So anyway, a slightly longwinded way of saying sorry that it didn't work out as a business (though I was about to sign up!) and many many thanks for open-sourcing it. I'll be installing in the AM and am deeply grateful.
Aspose is pretty good, as it does not require Office interop to function. We've hit some limitations with it at work, such as dealing with PDF attachments and larger file sizes.
But anyway, yea. I just wanted to note that I think the parent poster works there. I made a similar response a while back and they actually Tweeted me in response to it, so I know they're on here. :)
I have something similar, but a slightly different focus (image->image and pdf->image using Ghostscript/Imagemagick) here:
It would be good to combine it all into a single service.
It's a pity that docverter didn't work (so far?). Have you tried broadening a bit the range of formats that you cover? Obviously (as I'm also working on the same space) I think there is a real need to cover here.
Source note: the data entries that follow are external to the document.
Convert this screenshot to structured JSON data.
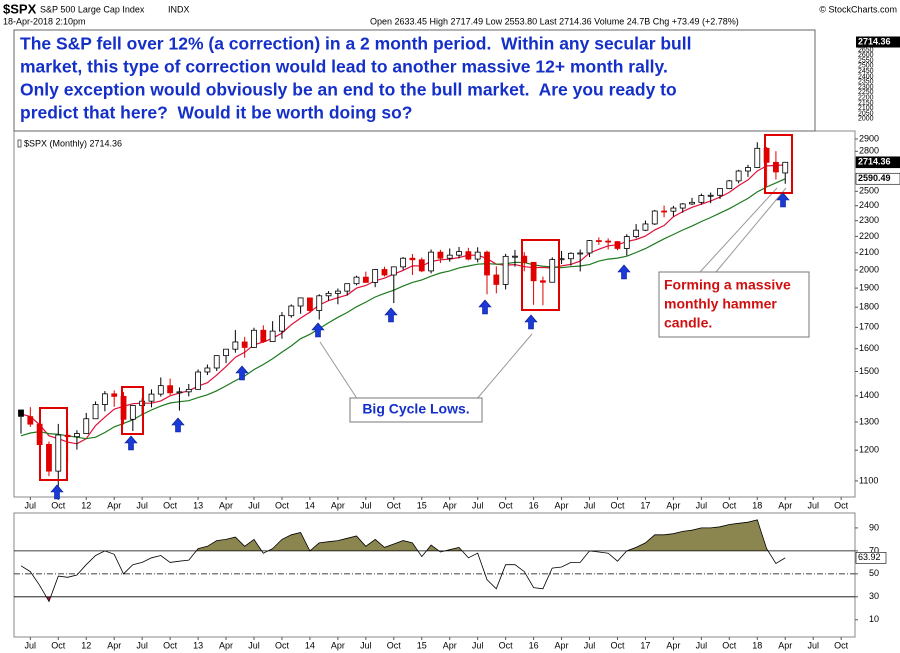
{
  "header": {
    "symbol": "$SPX",
    "name": "S&P 500 Large Cap Index",
    "exchange": "INDX",
    "date": "18-Apr-2018 2:10pm",
    "quote": "Open 2633.45 High 2717.49 Low 2553.80 Last 2714.36 Volume 24.7B Chg +73.49 (+2.78%)",
    "copyright": "© StockCharts.com"
  },
  "annotation": {
    "lines": [
      "The S&P fell over 12% (a correction) in a 2 month period.  Within any secular bull",
      "market, this type of correction would lead to another massive 12+ month rally.",
      "Only exception would obviously be an end to the bull market.  Are you ready to",
      "predict that here?  Would it be worth doing so?"
    ],
    "axis_labels": [
      "2714.36",
      "2650",
      "2600",
      "2550",
      "2500",
      "2450",
      "2400",
      "2350",
      "2300",
      "2250",
      "2200",
      "2150",
      "2100",
      "2050",
      "2000"
    ]
  },
  "callouts": {
    "cycle_lows": "Big Cycle Lows.",
    "hammer": [
      "Forming a massive",
      "monthly hammer",
      "candle."
    ]
  },
  "chart_data": [
    {
      "type": "candlestick",
      "legend": "$SPX (Monthly) 2714.36",
      "log_scale": true,
      "up_color": "#000000",
      "down_color": "#e00000",
      "x": [
        "2011-06",
        "2011-07",
        "2011-08",
        "2011-09",
        "2011-10",
        "2011-11",
        "2011-12",
        "2012-01",
        "2012-02",
        "2012-03",
        "2012-04",
        "2012-05",
        "2012-06",
        "2012-07",
        "2012-08",
        "2012-09",
        "2012-10",
        "2012-11",
        "2012-12",
        "2013-01",
        "2013-02",
        "2013-03",
        "2013-04",
        "2013-05",
        "2013-06",
        "2013-07",
        "2013-08",
        "2013-09",
        "2013-10",
        "2013-11",
        "2013-12",
        "2014-01",
        "2014-02",
        "2014-03",
        "2014-04",
        "2014-05",
        "2014-06",
        "2014-07",
        "2014-08",
        "2014-09",
        "2014-10",
        "2014-11",
        "2014-12",
        "2015-01",
        "2015-02",
        "2015-03",
        "2015-04",
        "2015-05",
        "2015-06",
        "2015-07",
        "2015-08",
        "2015-09",
        "2015-10",
        "2015-11",
        "2015-12",
        "2016-01",
        "2016-02",
        "2016-03",
        "2016-04",
        "2016-05",
        "2016-06",
        "2016-07",
        "2016-08",
        "2016-09",
        "2016-10",
        "2016-11",
        "2016-12",
        "2017-01",
        "2017-02",
        "2017-03",
        "2017-04",
        "2017-05",
        "2017-06",
        "2017-07",
        "2017-08",
        "2017-09",
        "2017-10",
        "2017-11",
        "2017-12",
        "2018-01",
        "2018-02",
        "2018-03",
        "2018-04"
      ],
      "open": [
        1345,
        1320,
        1292,
        1220,
        1131,
        1252,
        1247,
        1258,
        1312,
        1366,
        1408,
        1398,
        1310,
        1362,
        1379,
        1407,
        1441,
        1412,
        1416,
        1426,
        1498,
        1515,
        1569,
        1598,
        1631,
        1606,
        1686,
        1633,
        1682,
        1757,
        1806,
        1848,
        1783,
        1859,
        1872,
        1884,
        1924,
        1960,
        1931,
        2003,
        1972,
        2018,
        2068,
        2059,
        1995,
        2104,
        2068,
        2086,
        2107,
        2063,
        2104,
        1972,
        1920,
        2079,
        2080,
        2044,
        1940,
        1932,
        2060,
        2065,
        2097,
        2099,
        2174,
        2171,
        2168,
        2126,
        2199,
        2239,
        2279,
        2364,
        2363,
        2384,
        2412,
        2423,
        2470,
        2472,
        2519,
        2575,
        2648,
        2674,
        2824,
        2714,
        2633.45
      ],
      "high": [
        1345,
        1356,
        1307,
        1230,
        1293,
        1277,
        1270,
        1334,
        1378,
        1419,
        1422,
        1415,
        1363,
        1392,
        1426,
        1475,
        1470,
        1434,
        1448,
        1509,
        1530,
        1570,
        1598,
        1687,
        1655,
        1698,
        1710,
        1730,
        1775,
        1814,
        1849,
        1850,
        1867,
        1884,
        1898,
        1924,
        1968,
        1991,
        2005,
        2019,
        2019,
        2075,
        2093,
        2072,
        2120,
        2118,
        2126,
        2135,
        2130,
        2133,
        2113,
        2021,
        2094,
        2117,
        2104,
        2044,
        1963,
        2073,
        2111,
        2103,
        2120,
        2178,
        2194,
        2188,
        2170,
        2214,
        2278,
        2301,
        2371,
        2401,
        2399,
        2418,
        2454,
        2484,
        2491,
        2519,
        2582,
        2657,
        2695,
        2873,
        2835,
        2801,
        2717.49
      ],
      "low": [
        1258,
        1282,
        1101,
        1115,
        1075,
        1158,
        1202,
        1258,
        1312,
        1340,
        1357,
        1291,
        1267,
        1325,
        1355,
        1397,
        1403,
        1343,
        1398,
        1426,
        1485,
        1502,
        1536,
        1582,
        1560,
        1605,
        1627,
        1633,
        1646,
        1747,
        1767,
        1770,
        1738,
        1834,
        1815,
        1860,
        1915,
        1930,
        1905,
        1964,
        1821,
        2001,
        1972,
        1988,
        1981,
        2040,
        2048,
        2067,
        2056,
        2044,
        1867,
        1872,
        1893,
        2019,
        1993,
        1812,
        1810,
        1932,
        2034,
        2025,
        1992,
        2075,
        2148,
        2120,
        2115,
        2084,
        2188,
        2234,
        2272,
        2322,
        2328,
        2353,
        2405,
        2407,
        2417,
        2446,
        2515,
        2557,
        2605,
        2670,
        2533,
        2585,
        2553.8
      ],
      "close": [
        1321,
        1292,
        1219,
        1131,
        1253,
        1247,
        1258,
        1312,
        1366,
        1408,
        1398,
        1310,
        1362,
        1379,
        1407,
        1441,
        1412,
        1416,
        1426,
        1498,
        1515,
        1569,
        1598,
        1631,
        1606,
        1686,
        1633,
        1682,
        1757,
        1806,
        1848,
        1783,
        1859,
        1872,
        1884,
        1924,
        1960,
        1931,
        2003,
        1972,
        2018,
        2068,
        2059,
        1995,
        2104,
        2068,
        2086,
        2107,
        2063,
        2104,
        1972,
        1920,
        2079,
        2080,
        2044,
        1940,
        1932,
        2060,
        2065,
        2097,
        2099,
        2174,
        2171,
        2168,
        2126,
        2199,
        2239,
        2279,
        2364,
        2363,
        2384,
        2412,
        2423,
        2470,
        2472,
        2519,
        2575,
        2648,
        2674,
        2824,
        2714,
        2641,
        2714.36
      ],
      "series": [
        {
          "color": "#e0103a",
          "values": [
            1330,
            1320,
            1290,
            1250,
            1240,
            1228,
            1222,
            1240,
            1287,
            1318,
            1348,
            1359,
            1369,
            1371,
            1371,
            1380,
            1400,
            1411,
            1420,
            1439,
            1453,
            1485,
            1521,
            1562,
            1584,
            1618,
            1631,
            1648,
            1673,
            1713,
            1745,
            1775,
            1811,
            1834,
            1849,
            1864,
            1900,
            1914,
            1940,
            1954,
            1977,
            1998,
            2024,
            2023,
            2049,
            2059,
            2062,
            2072,
            2086,
            2086,
            2066,
            2033,
            2028,
            2031,
            2019,
            2013,
            2015,
            2011,
            2024,
            2032,
            2051,
            2099,
            2121,
            2142,
            2148,
            2168,
            2181,
            2202,
            2241,
            2269,
            2326,
            2360,
            2389,
            2410,
            2432,
            2459,
            2492,
            2541,
            2582,
            2648,
            2687,
            2690,
            2695
          ]
        },
        {
          "color": "#1e7a1e",
          "values": [
            1250,
            1260,
            1265,
            1258,
            1255,
            1250,
            1245,
            1240,
            1245,
            1262,
            1282,
            1295,
            1308,
            1328,
            1345,
            1360,
            1372,
            1377,
            1381,
            1393,
            1404,
            1420,
            1440,
            1462,
            1481,
            1508,
            1530,
            1555,
            1585,
            1613,
            1646,
            1667,
            1694,
            1722,
            1749,
            1773,
            1802,
            1826,
            1853,
            1872,
            1889,
            1911,
            1931,
            1945,
            1965,
            1983,
            1995,
            2012,
            2023,
            2033,
            2037,
            2033,
            2036,
            2044,
            2043,
            2030,
            2022,
            2017,
            2014,
            2019,
            2023,
            2031,
            2051,
            2063,
            2069,
            2080,
            2102,
            2125,
            2155,
            2185,
            2212,
            2240,
            2265,
            2295,
            2321,
            2350,
            2380,
            2415,
            2450,
            2496,
            2531,
            2560,
            2590.49
          ]
        }
      ],
      "ylim": [
        1051,
        2966
      ],
      "yticks": [
        1100,
        1200,
        1300,
        1400,
        1500,
        1600,
        1700,
        1800,
        1900,
        2000,
        2100,
        2200,
        2300,
        2400,
        2500,
        2800,
        2900
      ],
      "xticks": [
        {
          "value": "2011-07",
          "label": "Jul"
        },
        {
          "value": "2011-10",
          "label": "Oct"
        },
        {
          "value": "2012-01",
          "label": "12"
        },
        {
          "value": "2012-04",
          "label": "Apr"
        },
        {
          "value": "2012-07",
          "label": "Jul"
        },
        {
          "value": "2012-10",
          "label": "Oct"
        },
        {
          "value": "2013-01",
          "label": "13"
        },
        {
          "value": "2013-04",
          "label": "Apr"
        },
        {
          "value": "2013-07",
          "label": "Jul"
        },
        {
          "value": "2013-10",
          "label": "Oct"
        },
        {
          "value": "2014-01",
          "label": "14"
        },
        {
          "value": "2014-04",
          "label": "Apr"
        },
        {
          "value": "2014-07",
          "label": "Jul"
        },
        {
          "value": "2014-10",
          "label": "Oct"
        },
        {
          "value": "2015-01",
          "label": "15"
        },
        {
          "value": "2015-04",
          "label": "Apr"
        },
        {
          "value": "2015-07",
          "label": "Jul"
        },
        {
          "value": "2015-10",
          "label": "Oct"
        },
        {
          "value": "2016-01",
          "label": "16"
        },
        {
          "value": "2016-04",
          "label": "Apr"
        },
        {
          "value": "2016-07",
          "label": "Jul"
        },
        {
          "value": "2016-10",
          "label": "Oct"
        },
        {
          "value": "2017-01",
          "label": "17"
        },
        {
          "value": "2017-04",
          "label": "Apr"
        },
        {
          "value": "2017-07",
          "label": "Jul"
        },
        {
          "value": "2017-10",
          "label": "Oct"
        },
        {
          "value": "2018-01",
          "label": "18"
        },
        {
          "value": "2018-04",
          "label": "Apr"
        },
        {
          "value": "2018-07",
          "label": "Jul"
        },
        {
          "value": "2018-10",
          "label": "Oct"
        }
      ]
    },
    {
      "type": "line",
      "color": "#000000",
      "fill_above_color": "#8b8650",
      "fill_below_color": "#c0143c",
      "values": [
        57,
        52,
        40,
        26,
        48,
        47,
        49,
        58,
        66,
        70,
        67,
        50,
        58,
        60,
        64,
        66,
        60,
        61,
        62,
        72,
        74,
        79,
        80,
        82,
        74,
        80,
        68,
        72,
        80,
        84,
        86,
        70,
        77,
        78,
        79,
        81,
        83,
        74,
        80,
        73,
        76,
        79,
        77,
        65,
        75,
        69,
        71,
        73,
        64,
        68,
        45,
        37,
        58,
        58,
        52,
        38,
        37,
        55,
        56,
        60,
        60,
        70,
        69,
        68,
        61,
        70,
        73,
        77,
        84,
        84,
        85,
        87,
        88,
        90,
        90,
        91,
        93,
        94,
        95,
        97,
        72,
        59,
        63.92
      ],
      "ylim": [
        -5,
        103
      ],
      "yticks": [
        10,
        30,
        50,
        70,
        90
      ]
    }
  ]
}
Good luck!
For example: I'd very gladly pay a small monthly fee to use your API for my invoicing system which I'm working on right now. I already have a load of open source tech I rely on, and some things just make more sense to pay for (e.g. using GitHub instead of self-hosting something like GitLab - it's a tiny monthly fee that saves me hours of hassle). I'd much rather use a hosted API that I can integrate in minutes than spend hours potentially faffing about with installing stuff from the repository, and worrying about keeping it up to date, explaining it to outsourcers/team members, etc.
If I do end up using your solution in my biz, I'll gladly donate - make sure you have donate buttons up and prominently displayed!
As for keeping a hosted version running, I'll consider it. Your reasons for wanting one are the same reasons I built it in the first place.
I did talk to some companies who could use it to speed up SEC/EDGAR submissions, but they were trying to get it almost for nothing and still wanted customizations.
If it's multiple companies and they all want the same thing, I would do it.
That said, it's all about business development. Gotta put your sales hat on! Tell them you can do customizations but to match their price, you'll have to do recurring $y amount for at least z number of months with the first 1 month free for trying it.
Of course I'm making a lot of assumptions about your want of adding features and giving the first month free...gotta start somewhere!
I sent in a little PR with some URL changes: https://github.com/Docverter/docverter/pull/1
Best part of LibreOffice?
1) It's fast
2) You can call it via a simple command to convert a file to another format. So easy as 1 2 3 to integrate in your code. Convert to HTML, PDF, whatever, you name it :)
3) It's free
Also, just check out pandoc. You'll love it. Abiword works too.
#pandoc -o output.html input.txt
#abiword --to=doc filename.odt
I'll be opening an API soon :)
Any "lessons learned" you can share on the venture?
Fortunately, the tables were the only parts I wanted! I needed to get them from the PDF into text (csv) form. So, from Word, I copied the tables, pasted them into Excel, and saved that as csv. Easy as 1-2-3-4-5!